18Quoi qu’il en soit, pour conforter sa position, l’auteur de pseudo-traduction projette en direction du lecteur “étranger” (en fait celui dont il partage la langue) toutes les marques de “sa” culture. Ou plutôt, un soi-disant traducteur introduit dans la langue et la culture du lecteur l’ensemble des signes relevant d’une langue et d’une culture étrangère. Il en est parfois ainsi pour le roman de genre ou de sous-genre, qui doit s’attribuer fallacieusement les marques les plus visibles de son désir d’être perçu comme exogène. Il arrive au roman pseudo-traduit qui souhaite vraiment faire illusion de surjouer son faux statut comme certaines voix de doublage surjouent celles des acteurs. Comme le remarque malicieusement Pierre Bayard aujourd’hui, les premiers lecteurs de J’irai cracher sur vos tombes “passionnés par les États-Unis veulent lire des romans américains – non pas des romans français sur l’Amérique” (ES : 67)[10]. Au lieu de la considérer comme une fausse traduction, il faudrait alors envisager la pseudo-traduction comme la manifestation certes marginale mais tout à fait tangible d’un “texte hyper-illusionniste, un paroxysme de traduction” (PT : 24). L’illusion est ici portée par la présence virtuelle, un halo d’original qui n’a jamais existé mais qui emprunte ses éléments à des modèles existants.
Disparition de l’original
19Comparer deux versions traduites d’une même œuvre, comme cela est possible au lecteur français de Kafka, Conrad, Cervantès et de bien d’autres, revient à mettre en miroir deux images d’un objet absent. Cependant, ni Vladimir Nabokov ni Douglas Hofstadter[11] ni quiconque s’étant penché sur la question ne remettent en question le statut de cet original absent : il est là, et rien ni personne – et surtout pas le traducteur – ne pourra nier son existence.
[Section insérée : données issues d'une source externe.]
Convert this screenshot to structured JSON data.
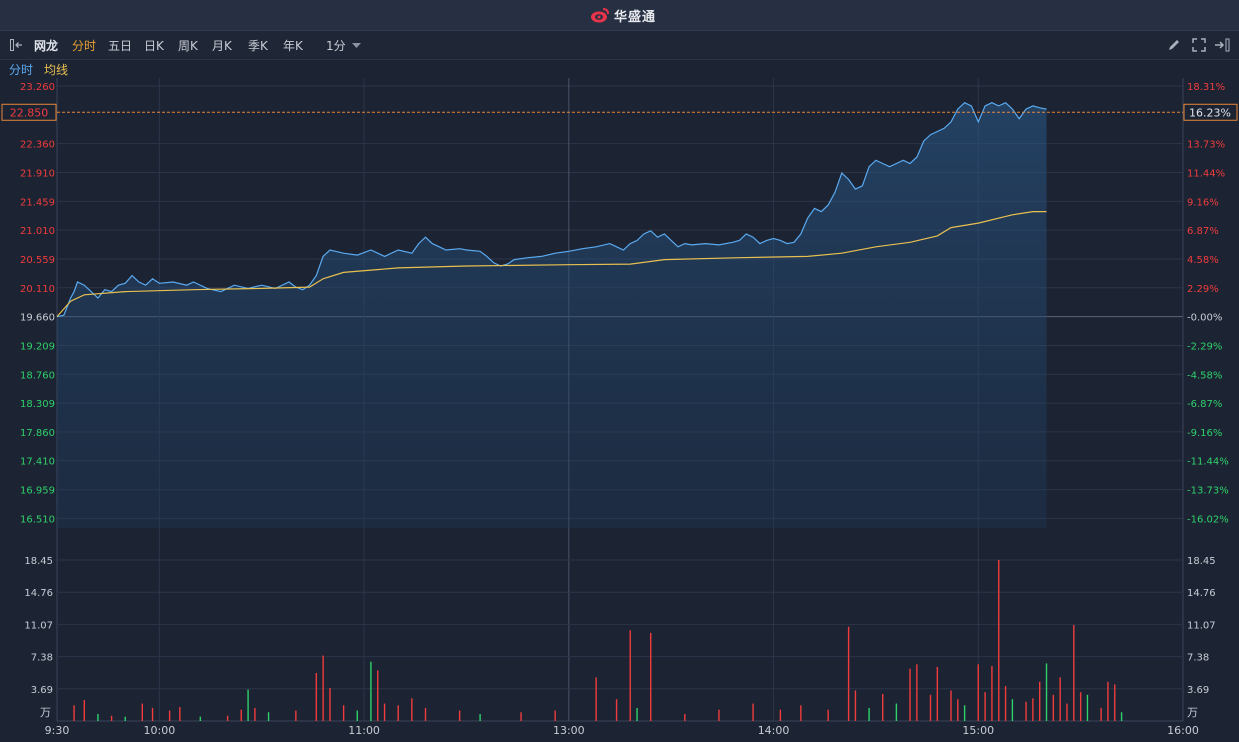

20Dans The Other Book, Jordan Stump, spécialiste de Queneau et traducteur lui-même, en se penchant sur la version anglaise de sa collègue Barbara Wright du Chiendent, fait un pas de côté et radicalise le débat[12]. Il y distingue de manière classique des passages où Wright préfère modifier le texte de Queneau pour le rendre plus compréhensible au lecteur anglo-saxon, se faisant plus cibliste que sourcière. De même, il argumente, pour certains passages, en faveur d’une traduction différente, ou à tout le moins rend-il compte d’une pluralité de traductions possibles pour un même passage. Mais en prolongeant son analyse, et en s’intéressant à l’ensemble des manifestations physiques du Chiendent (son manuscrit, son édition courante, son édition savante et sa traduction en anglais), il rend compte d’une sorte d’ahurissement. Le texte “en soi” n’existe pas. Ou en tout cas, ce qu’il pensait être sans ambiguïté un texte stable et indiscutablement original se révèle être d’une nature beaucoup plus fragile que prévue. Chacune de ses manifestations, lorsqu’elle est placée en parallèle avec les autres, révèle une réalité qui est et en même temps n’est pas tout à fait Le Chiendent. Ainsi, tout original, à bien y réfléchir, traduit ou pas, n’est d’abord rien d’autre que ce que révèle sa tautologie. Est original ce qui est original — ce qui ne peut, en soi, rien expliquer des différences et des variantes observables entre un manuscrit et son édition en livre de poche ou en Pléiade.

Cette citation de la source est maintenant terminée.